I recommend reading "Learning OpenCV". It is outdated in terms of OpenCV's API but the theory discussed there is really well explained.

Answer 3

If someone came to this question wondering why does keypoint.octave have such a weird value (e.g. 16253184), it is because it actually carries the information on:

• the actual octave in the least significant byte of the keypoint.octave field
• the layer of that octave in the second least significant byte of the keypoint.octave field
• something else that gets packed into the third least significant byte by the SIFT keypoint detection, but doesn't get used by the SIFT descriptor

keypoint.octave gets unpacked into the variables octave, layer, and scale (scale is just 1/2^octave) with the method unpackOctave (see OpenCV implementation).

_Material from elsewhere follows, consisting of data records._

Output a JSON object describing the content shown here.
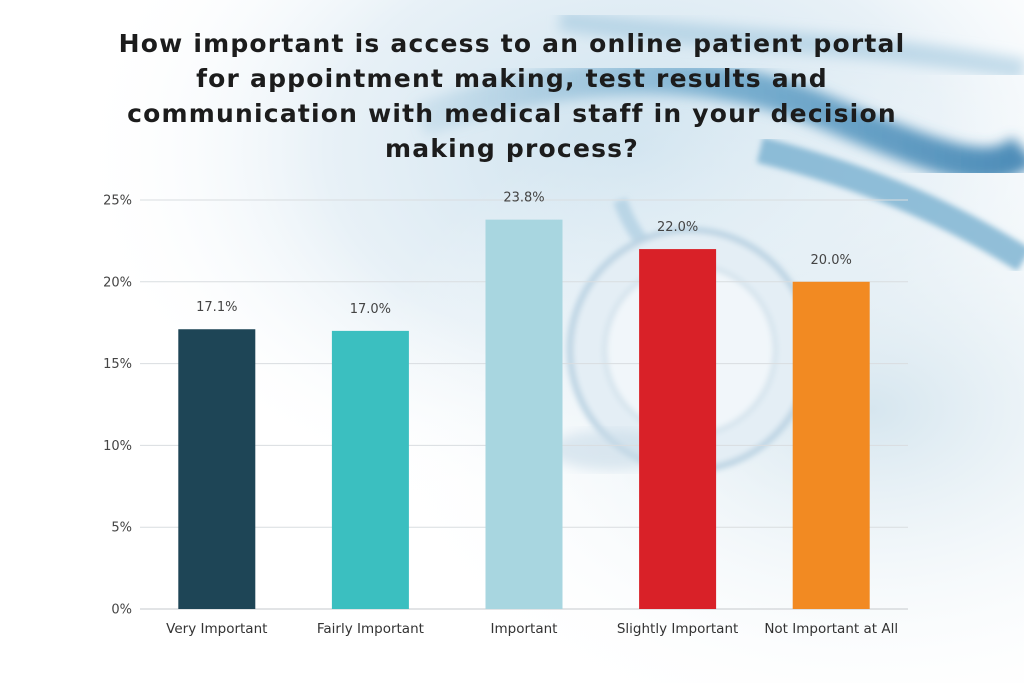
{
  "chart_data": {
    "type": "bar",
    "title": "How important is access to an online patient portal for appointment making, test results and communication with medical staff in your decision making process?",
    "categories": [
      "Very Important",
      "Fairly Important",
      "Important",
      "Slightly Important",
      "Not Important at All"
    ],
    "values": [
      17.1,
      17.0,
      23.8,
      22.0,
      20.0
    ],
    "value_labels": [
      "17.1%",
      "17.0%",
      "23.8%",
      "22.0%",
      "20.0%"
    ],
    "colors": [
      "#1e4556",
      "#3bbfc0",
      "#a8d6e0",
      "#d92128",
      "#f28a22"
    ],
    "yticks": [
      0,
      5,
      10,
      15,
      20,
      25
    ],
    "ytick_labels": [
      "0%",
      "5%",
      "10%",
      "15%",
      "20%",
      "25%"
    ],
    "ylim": [
      0,
      25
    ],
    "xlabel": "",
    "ylabel": "",
    "grid": true,
    "legend": "none"
  }
}
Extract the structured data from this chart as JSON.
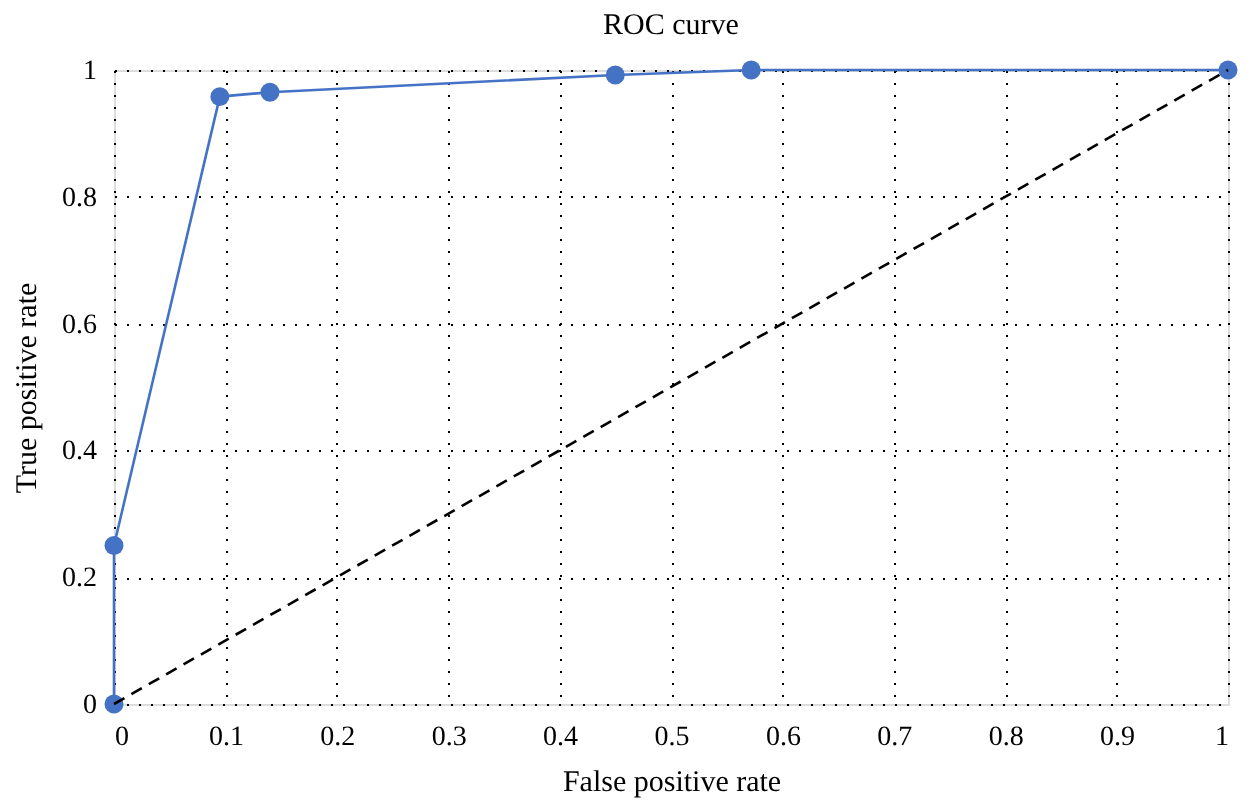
{
  "chart_data": {
    "type": "line",
    "title": "ROC curve",
    "xlabel": "False positive rate",
    "ylabel": "True positive rate",
    "series": [
      {
        "color": "#4472c4",
        "x": [
          0,
          0,
          0.095,
          0.14,
          0.45,
          0.572,
          1
        ],
        "values": [
          0,
          0.25,
          0.958,
          0.965,
          0.992,
          1,
          1
        ],
        "marker": "circle",
        "line_style": "solid"
      },
      {
        "color": "#000000",
        "x": [
          0,
          1
        ],
        "values": [
          0,
          1
        ],
        "marker": "none",
        "line_style": "dashed"
      }
    ],
    "xlim": [
      0,
      1
    ],
    "ylim": [
      0,
      1
    ],
    "xticks": [
      0,
      0.1,
      0.2,
      0.3,
      0.4,
      0.5,
      0.6,
      0.7,
      0.8,
      0.9,
      1
    ],
    "yticks": [
      0,
      0.2,
      0.4,
      0.6,
      0.8,
      1
    ],
    "grid": true
  }
}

To get a visual understanding of variables octave and layer, this image might help:

Answer 4

Even though I know conceptual about the angle and octave, I wonder what the float angle mean, so I look in the source code of OpenCV2.3.1
in sift.cpp

inline KeyPoint featureToKeyPoint( const feature& feat )
{
    float size = (float)(feat.scl * SIFT::DescriptorParams::GET_DEFAULT_MAGNIFICATION() * 4); // 4==NBP
    float angle = (float)(feat.ori * a_180divPI);
    return KeyPoint( (float)feat.x, (float)feat.y, size, angle, feat.response, feat.feature_data->octv, feat.class_id );
}

ok, I get the angle definition, but what is feat.ori and a_180divPI
the latter is easy to find

const double a_180divPI = 180./CV_PI;

the former needs some effort, after look through several methods, I get

struct feature
{
    double x;                      /**< x coord */
    double y;                      /**< y coord */

    double scl;                    /**< scale of a Lowe-style feature */
    double ori;                    /**< orientation of a Lowe-style feature */

    ...
};

and the feat.ori is computed through several steps according to Lowe's Paper ( http://www.cs.ubc.ca/~lowe/papers/ijcv04.pdf ), including calculate ori_hist, smooth the histogram and add_good_ori_feature.
I am not 100% sure about the exactly meaning of the ori, but I strongly doubt that OpenCV have turned the ori to an proper arc representation, and the final result angle is the normal meaning angel range from -180 degree to 180 degree. The evidences are

1) ori = arctan2( dy, dx)
2) bin = cvRound( n * ( ori * CV_PI ) / PI_2 )
3) new_feat->ori = ( ( PI2 * bin ) / n ) - CV_PI; 

hope help you

Answer 5

This may help with regards to the octave:

http://en.wikipedia.org/wiki/Gaussian_pyramid

Basically, the image is blurred to varying degrees. The degree at which the feature is found is the 'octave' level of that feature.